A court-ordered agreement to increase racial diversity at Tennessee colleges and universities is coming to an end, although higher education officials say they will continue the diversity programs it required.

Gov. Phil Bredesen announced yesterday that the state, the federal government and the state’s higher education agencies have agreed to seek dismissal of the 1968 lawsuit after parties agreed that the state had made sufficient progress.

The agreement stems from a lawsuit filed by Rita Sanders Geier, then an instructor at historically Black Tennessee State University. She challenged the state’s “dual system” of higher education for minorities.

After one settlement failed in 1984, a federal judge approved a new one in 2001, which became the Geier Consent Decree. If the required goals were met, the litigation was to end.

“Today, I’m proud to announce that Tennessee has met the challenge set by the Geier lawsuit — to build a unitary public higher education system that truly offers equal access to all citizens,” said Bredesen. “Now, we’ll ask a judge to recognize something that we’ve long felt in our hearts … in Tennessee, the door really is open to all.”

The decree required Tennessee spend $75 million over 10 years to help public colleges and universities diversify their student bodies, faculties and staffs.

Dr. Richard G. Rhoda, executive director of the Tennessee Higher Education Commission, says the decree has been “tremendously important and successful” and that its provisions will be continued.

According to Bredesen, the state is committed to supporting diversity programs born from the lawsuit, as well as other initiatives to promote college enrollment and graduation among under-represented students.

“In some ways, this journey is ended — we are concluding this lawsuit, and people are no longer barred from attending colleges and universities because of the color of their skin,” Bredesen said. “But in other ways, this journey stretches far out before us and won’t be complete until we remove every kind of barrier that stands in the way of any Tennessean’s dream to earn a college education.”
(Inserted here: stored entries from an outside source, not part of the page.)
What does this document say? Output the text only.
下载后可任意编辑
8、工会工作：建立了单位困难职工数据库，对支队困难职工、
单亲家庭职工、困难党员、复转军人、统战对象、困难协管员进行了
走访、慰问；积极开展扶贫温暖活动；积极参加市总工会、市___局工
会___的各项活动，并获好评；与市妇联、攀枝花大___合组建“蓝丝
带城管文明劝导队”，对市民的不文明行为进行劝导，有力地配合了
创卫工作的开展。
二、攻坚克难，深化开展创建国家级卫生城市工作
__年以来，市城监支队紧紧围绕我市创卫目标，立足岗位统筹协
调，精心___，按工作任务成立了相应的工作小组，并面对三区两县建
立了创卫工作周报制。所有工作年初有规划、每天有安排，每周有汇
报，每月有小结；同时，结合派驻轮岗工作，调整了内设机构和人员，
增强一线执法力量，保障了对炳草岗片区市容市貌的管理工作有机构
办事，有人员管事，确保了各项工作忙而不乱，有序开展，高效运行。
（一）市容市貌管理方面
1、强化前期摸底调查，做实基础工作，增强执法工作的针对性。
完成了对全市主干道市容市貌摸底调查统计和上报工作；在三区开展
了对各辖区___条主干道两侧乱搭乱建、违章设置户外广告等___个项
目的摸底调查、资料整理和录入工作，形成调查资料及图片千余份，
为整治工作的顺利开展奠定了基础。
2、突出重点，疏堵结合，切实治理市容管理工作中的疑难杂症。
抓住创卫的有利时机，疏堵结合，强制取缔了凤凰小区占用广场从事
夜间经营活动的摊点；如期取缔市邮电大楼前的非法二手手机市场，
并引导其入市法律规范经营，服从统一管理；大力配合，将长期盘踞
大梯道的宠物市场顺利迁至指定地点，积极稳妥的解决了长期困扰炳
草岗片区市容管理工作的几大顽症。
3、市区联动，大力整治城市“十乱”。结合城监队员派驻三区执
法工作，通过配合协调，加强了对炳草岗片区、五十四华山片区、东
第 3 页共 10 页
Higher education officials told the state’s Fiscal Review Committee last year that the directives were being met.

To meet those directives, the state had to complete measurement studies of Black students, establish minority and nontraditional scholarship programs and establish pre-doctoral fellowship programs at various institutions.

Of the universities overseen by the Tennessee Board of Regents, Black enrollment rose from 17.8 percent in 1984 to 23.5 percent in 2005. In the University of Tennessee system, enrollment increased from 7.9 percent to 11.6 percent.

Wendy Thompson, special assistant to the chancellor of the board, says the pre-university program has been successful in boosting enrollment because it allows prospective Black students to spend a week or two on a predominantly White campus.

Attorney George E. Barrett, who filed the original lawsuit, says he’s satisfied with the accomplishments of the decree. “The main objective was to get rid of the vestiges of segregation,” he says, “and I believe the state has done that.”